For “Compare Ad-Insertion Strategies: Expected Ads and Probabilities,” the same probabilistic reasoning applies, but the latent variable may be the user path or session length rather than reviewer type. Instead of updating a posterior over types, you often compute expected counts under different stochastic policies: insert every $k$ items, insert independently with probability $p$ , or insert after a random trigger. The key move is still to define indicator variables for each eligible slot and sum $P(\text{ad at slot } i)$ . If the question asks for “probability of at least one ad,” switch from expectation to complements, e.g. $1-\prod_i P(\text{no ad at slot } i)$ . The product form only holds under independence; if the strategy has cooldowns, caps, or adaptive pacing, the candidate should model the state transition instead of multiplying marginal probabilities.

Common pitfalls

Analytical mistake: confusing inverse conditionals. A tempting wrong answer is to treat $P(\text{good reviewer} \mid \text{correct review})$ as equal to $P(\text{correct review} \mid \text{good reviewer})$ . What lands better is explicitly writing Bayes’ rule and including the denominator, because a rare reviewer type may still have low posterior probability after one good observation.

Communication mistake: doing arithmetic before modeling.
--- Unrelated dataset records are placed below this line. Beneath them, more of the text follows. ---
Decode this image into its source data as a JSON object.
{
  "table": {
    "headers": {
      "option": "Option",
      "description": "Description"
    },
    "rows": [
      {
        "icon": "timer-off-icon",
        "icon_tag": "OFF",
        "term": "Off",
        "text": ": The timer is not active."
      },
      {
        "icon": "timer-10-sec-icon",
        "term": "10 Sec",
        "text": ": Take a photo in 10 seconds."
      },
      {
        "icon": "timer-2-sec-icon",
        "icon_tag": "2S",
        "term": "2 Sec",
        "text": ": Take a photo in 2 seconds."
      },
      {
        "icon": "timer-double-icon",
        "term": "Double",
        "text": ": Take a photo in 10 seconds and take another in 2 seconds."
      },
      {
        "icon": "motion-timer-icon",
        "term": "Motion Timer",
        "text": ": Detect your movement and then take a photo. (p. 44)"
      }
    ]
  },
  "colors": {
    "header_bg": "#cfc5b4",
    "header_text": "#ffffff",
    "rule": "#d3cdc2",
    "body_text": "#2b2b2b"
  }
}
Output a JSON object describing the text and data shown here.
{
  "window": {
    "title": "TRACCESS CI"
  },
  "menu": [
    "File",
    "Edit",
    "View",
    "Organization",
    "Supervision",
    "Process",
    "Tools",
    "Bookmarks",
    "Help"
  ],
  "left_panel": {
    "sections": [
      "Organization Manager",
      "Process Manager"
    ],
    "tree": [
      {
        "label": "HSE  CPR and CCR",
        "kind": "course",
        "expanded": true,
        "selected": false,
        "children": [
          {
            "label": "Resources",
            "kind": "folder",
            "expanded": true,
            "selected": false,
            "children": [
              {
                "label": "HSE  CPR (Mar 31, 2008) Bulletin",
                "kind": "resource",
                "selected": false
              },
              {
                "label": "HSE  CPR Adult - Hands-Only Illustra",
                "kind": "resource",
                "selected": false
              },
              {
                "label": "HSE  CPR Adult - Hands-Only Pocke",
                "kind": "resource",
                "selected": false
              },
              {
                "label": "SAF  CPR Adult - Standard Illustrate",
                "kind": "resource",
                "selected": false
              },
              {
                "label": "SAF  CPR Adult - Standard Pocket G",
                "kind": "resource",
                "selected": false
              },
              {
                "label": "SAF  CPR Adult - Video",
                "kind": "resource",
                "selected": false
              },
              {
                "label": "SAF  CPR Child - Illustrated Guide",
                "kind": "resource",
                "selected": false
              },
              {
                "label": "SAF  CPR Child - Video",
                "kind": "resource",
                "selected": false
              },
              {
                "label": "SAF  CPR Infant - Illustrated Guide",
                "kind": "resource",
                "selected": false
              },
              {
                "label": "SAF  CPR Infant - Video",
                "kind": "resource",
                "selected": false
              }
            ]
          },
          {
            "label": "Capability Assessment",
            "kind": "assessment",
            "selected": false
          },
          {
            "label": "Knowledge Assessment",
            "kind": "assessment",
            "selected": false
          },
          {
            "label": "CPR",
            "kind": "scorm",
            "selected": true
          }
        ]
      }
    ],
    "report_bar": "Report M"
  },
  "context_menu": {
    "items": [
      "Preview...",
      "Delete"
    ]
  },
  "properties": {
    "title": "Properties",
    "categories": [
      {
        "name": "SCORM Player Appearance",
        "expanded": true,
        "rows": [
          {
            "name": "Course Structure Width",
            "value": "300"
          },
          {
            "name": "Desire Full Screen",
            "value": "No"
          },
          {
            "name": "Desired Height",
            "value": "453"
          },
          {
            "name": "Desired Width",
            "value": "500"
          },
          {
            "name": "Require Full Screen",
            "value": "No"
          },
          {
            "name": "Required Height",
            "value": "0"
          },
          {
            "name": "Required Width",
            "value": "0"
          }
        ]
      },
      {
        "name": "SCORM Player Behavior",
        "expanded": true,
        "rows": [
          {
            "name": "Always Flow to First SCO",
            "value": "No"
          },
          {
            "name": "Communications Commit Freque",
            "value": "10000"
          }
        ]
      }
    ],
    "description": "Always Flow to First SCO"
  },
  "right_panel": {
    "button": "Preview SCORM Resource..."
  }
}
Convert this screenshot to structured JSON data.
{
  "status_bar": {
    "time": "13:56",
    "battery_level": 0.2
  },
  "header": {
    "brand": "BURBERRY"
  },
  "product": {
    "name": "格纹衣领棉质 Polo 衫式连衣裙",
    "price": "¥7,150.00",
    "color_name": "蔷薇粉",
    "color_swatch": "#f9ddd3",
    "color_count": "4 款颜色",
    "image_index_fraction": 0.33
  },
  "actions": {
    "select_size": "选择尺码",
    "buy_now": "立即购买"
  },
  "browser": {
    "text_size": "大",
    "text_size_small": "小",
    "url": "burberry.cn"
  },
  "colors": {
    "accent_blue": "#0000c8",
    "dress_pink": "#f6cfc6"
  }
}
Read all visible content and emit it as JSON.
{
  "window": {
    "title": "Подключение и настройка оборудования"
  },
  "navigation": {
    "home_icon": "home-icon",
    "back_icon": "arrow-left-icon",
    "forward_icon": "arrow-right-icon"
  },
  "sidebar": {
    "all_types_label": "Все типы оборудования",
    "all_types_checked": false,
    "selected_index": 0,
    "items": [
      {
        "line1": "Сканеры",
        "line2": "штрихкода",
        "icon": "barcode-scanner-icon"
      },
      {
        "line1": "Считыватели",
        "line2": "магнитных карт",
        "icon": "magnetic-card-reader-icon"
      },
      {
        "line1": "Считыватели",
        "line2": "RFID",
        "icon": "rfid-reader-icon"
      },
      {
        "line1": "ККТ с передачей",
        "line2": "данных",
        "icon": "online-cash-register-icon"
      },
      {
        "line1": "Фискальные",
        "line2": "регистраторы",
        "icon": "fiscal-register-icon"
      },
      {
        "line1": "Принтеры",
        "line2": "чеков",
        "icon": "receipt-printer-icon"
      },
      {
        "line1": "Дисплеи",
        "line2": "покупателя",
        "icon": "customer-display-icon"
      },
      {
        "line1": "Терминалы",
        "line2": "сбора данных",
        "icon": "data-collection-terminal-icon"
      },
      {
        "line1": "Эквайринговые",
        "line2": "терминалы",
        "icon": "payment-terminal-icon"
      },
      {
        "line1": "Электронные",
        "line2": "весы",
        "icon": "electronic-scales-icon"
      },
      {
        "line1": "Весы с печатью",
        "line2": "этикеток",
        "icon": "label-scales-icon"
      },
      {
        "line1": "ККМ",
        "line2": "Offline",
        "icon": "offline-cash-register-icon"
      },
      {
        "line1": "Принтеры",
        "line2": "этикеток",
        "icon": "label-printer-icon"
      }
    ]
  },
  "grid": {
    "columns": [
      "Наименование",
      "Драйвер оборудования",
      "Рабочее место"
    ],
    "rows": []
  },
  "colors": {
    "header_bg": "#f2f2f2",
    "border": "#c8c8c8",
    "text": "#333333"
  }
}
Candidates often start multiplying probabilities without saying what is independent, what is conditional, and what the random variables are. A better approach is to define events like $T$ , $D$ , $X_i$ , and state assumptions in one sentence before computing.

Depth mistake: assuming independence in repeated product events. For chatbot quality or repeated ad insertion, it is tempting to say $P(\text{all good})=p^n$ automatically. That only holds for i.i.d. responses; in real systems, prompts from the same topic, ads within the same session, or reviewers seeing similar content can be correlated, requiring conditioning, clustering, or a hierarchical model.

Connections

Interviewers may pivot from this topic into hypothesis testing, A/B experiment interpretation, false discovery rate, calibration of ML classifiers, or precision-recall tradeoffs under class imbalance. They may also ask about Bayesian priors, Beta-Binomial models, Thompson sampling, or how posterior uncertainty affects product decisions like ranking, moderation, and ad allocation.